Cette manœuvre permet à la banque de prétendre qu’elle a soldé ses relations avec son client et que ce dernier ne dispose plus d’aucune créance à son encontre ce qui le prive du droit d’agir contre la banque. Il reste donc aux clients à récupérer le chèque entre les mains du notaire et à tenter de l’encaisser, ce qui est impossible.

B) La substitution de débiteur et l’obligation d’agir devant un juge libanais

Dans l’hypothèse où un client passe outre le risque de la clôture de son compte, la perspective du procès ne laisse pas entrevoir une récupération aisée des avoirs. Les banques opposent d’abord que la récupération des fonds doit intervenir auprès du notaire consignataire du solde bancaire et que de ce fait elles ne sont plus débitrices de leurs clients.

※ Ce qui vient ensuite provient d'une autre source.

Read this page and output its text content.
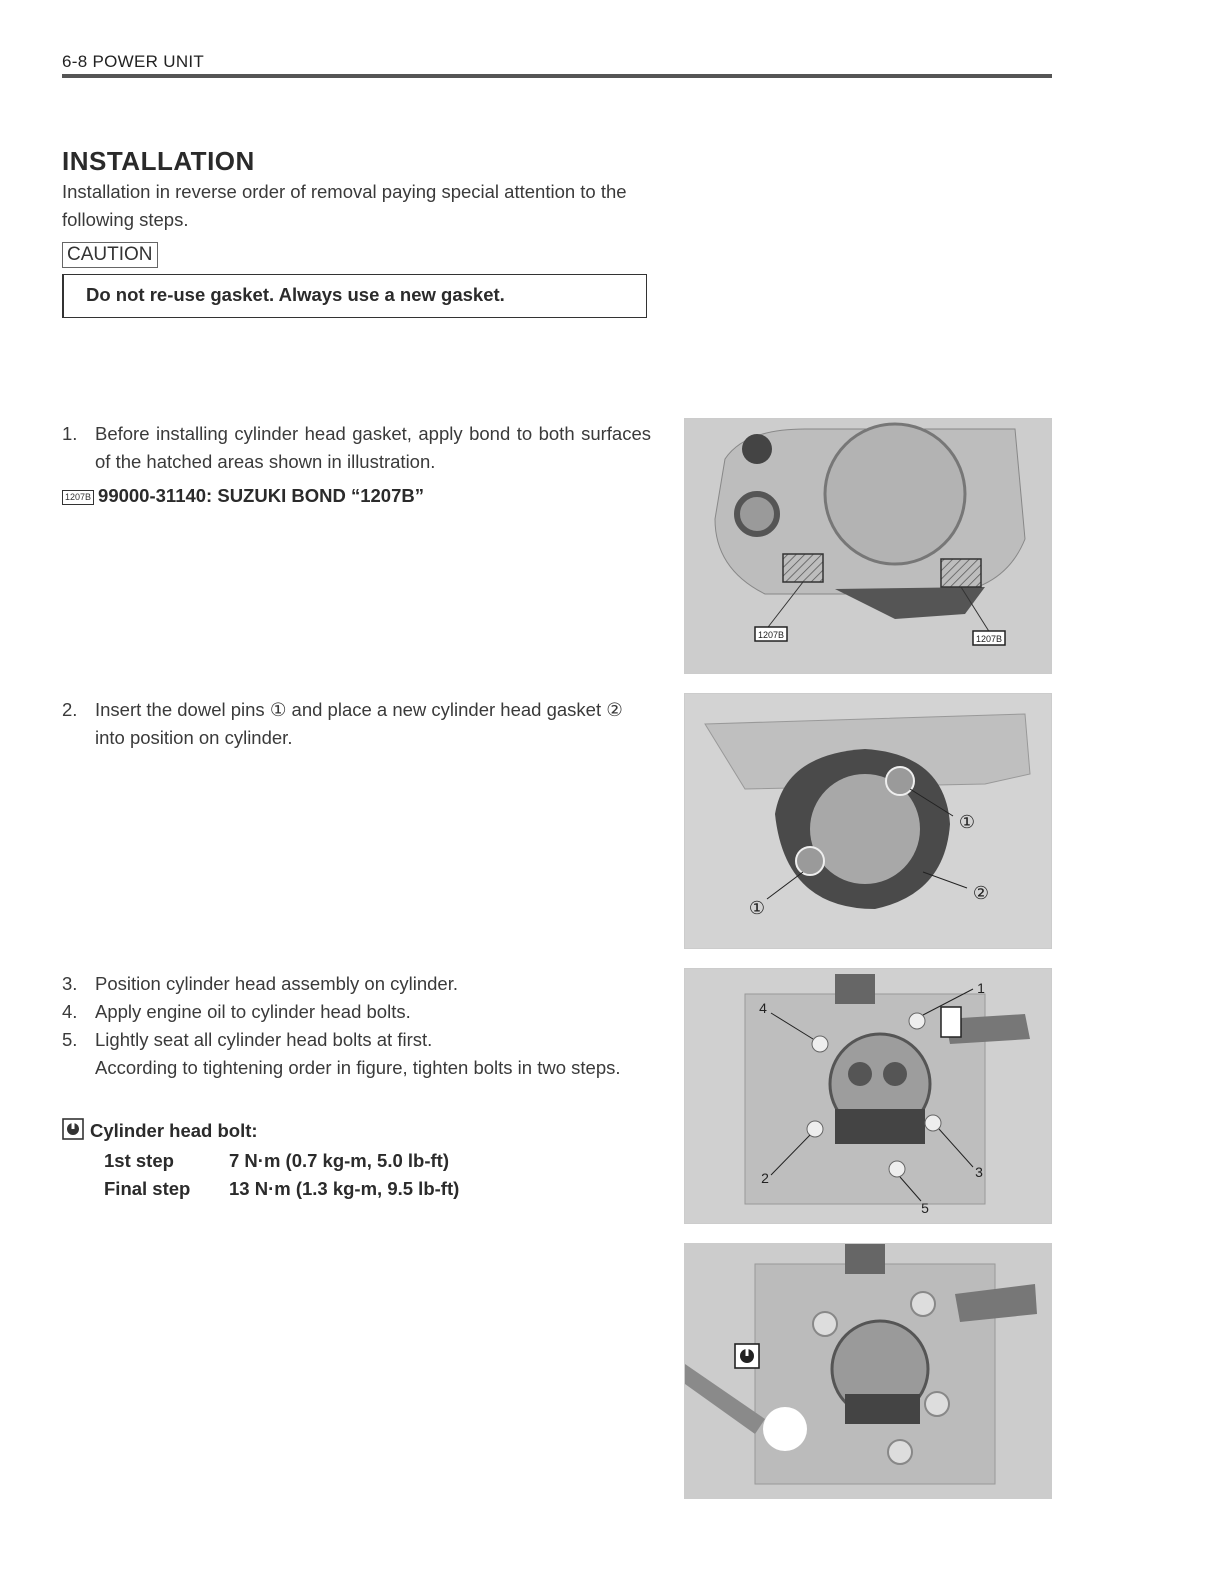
6-8 POWER UNIT
INSTALLATION
Installation in reverse order of removal paying special attention to the following steps.
CAUTION
Do not re-use gasket. Always use a new gasket.
1. Before installing cylinder head gasket, apply bond to both surfaces of the hatched areas shown in illustration.
1207B 99000-31140: SUZUKI BOND “1207B”
2. Insert the dowel pins ① and place a new cylinder head gasket ② into position on cylinder.
3. Position cylinder head assembly on cylinder.
4. Apply engine oil to cylinder head bolts.
5. Lightly seat all cylinder head bolts at first.
According to tightening order in figure, tighten bolts in two steps.
Cylinder head bolt:
1st step	7 N·m (0.7 kg-m, 5.0 lb-ft)
Final step	13 N·m (1.3 kg-m, 9.5 lb-ft)
1207B	1207B
①
①
②
1
2	3
4
5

Elles ajoutent ensuite, pour les actions engagées à l’étranger, l’invocation de la clause attributive de juridiction présente dans les conventions d’ouverture de compte destinée à empêcher un juge étranger de se prononcer sur le dossier.

2- Forcer la comparution en France

A) L’argument de la nationalité

Les actions engagées en France et dans les pays de L’Union Européenne ou en Grande-Bretagne nécessitent de trouver un lien de rattachement avec le juge saisi. Les déposants se sont présentés comme consommateurs résidant dans le ressort de la juridiction et ayant été démarchés par la banque. Nombre de ces actions ont échoué parce que le déposant ne pouvait prouver le rattachement ou succombait devant l’obstacle de la clause attributive de juridiction.

Mais une juridiction française a permis d’engager une procédure en France sur le critère de la nationalité. La juridiction a pour ce faire négligé l’argument de la banque relatif à l’efficacité de la consignation notariale.

Cette ouverture génère un espoir pour des déposants pouvant se prévaloir d’une nationalité française mais va aussi au-delà.

B) Du privilège de certains à l’avancée collective

Cette avancée caractérise à nouveau, et pour tous les déposants, la mauvaise foi manifeste des banques libanaises dans leur défense à l’encontre de leurs clients. Elle participe au processus d’universalisation de la justice permettant aux victimes lésées de rechercher l’appui d’un juge étranger lorsque l’accès à la justice dans le pays d’origine est compromis.

Pour autant cette action n’est pas ouverte à tous les déposants libanais. Un libanais résidant au Liban, sans autre nationalité, a peu d’espoir de réussir à trouver une oreille attentive auprès du juge étranger.

Cette restriction ne signifie pas que les actions entamées à l’étranger ne sont d’aucun bénéfice pour ceux restés « au pays » ou ne jouissant pas d’un deuxième passeport. En effet, dans la mesure où les décisions rendues par les juridictions étrangères caractérisent la faute des banques libanaises, elles auront nécessairement un impact sur les décisions que seront amenées à prendre les juridictions libanaises confrontées aux mêmes demandes.

Les déposants des banques libanaises sont tous signataires d’une convention d’ouverture de compte les contraignant à régler leurs différends devant le juge libanais. Les banques libanaises redoutent le procès à l’étranger et s’y opposent par le jeu de la clause attributive de juridiction. Une avancée a été obtenue pour les déposants sur le fondement de l’article 14 du code civil.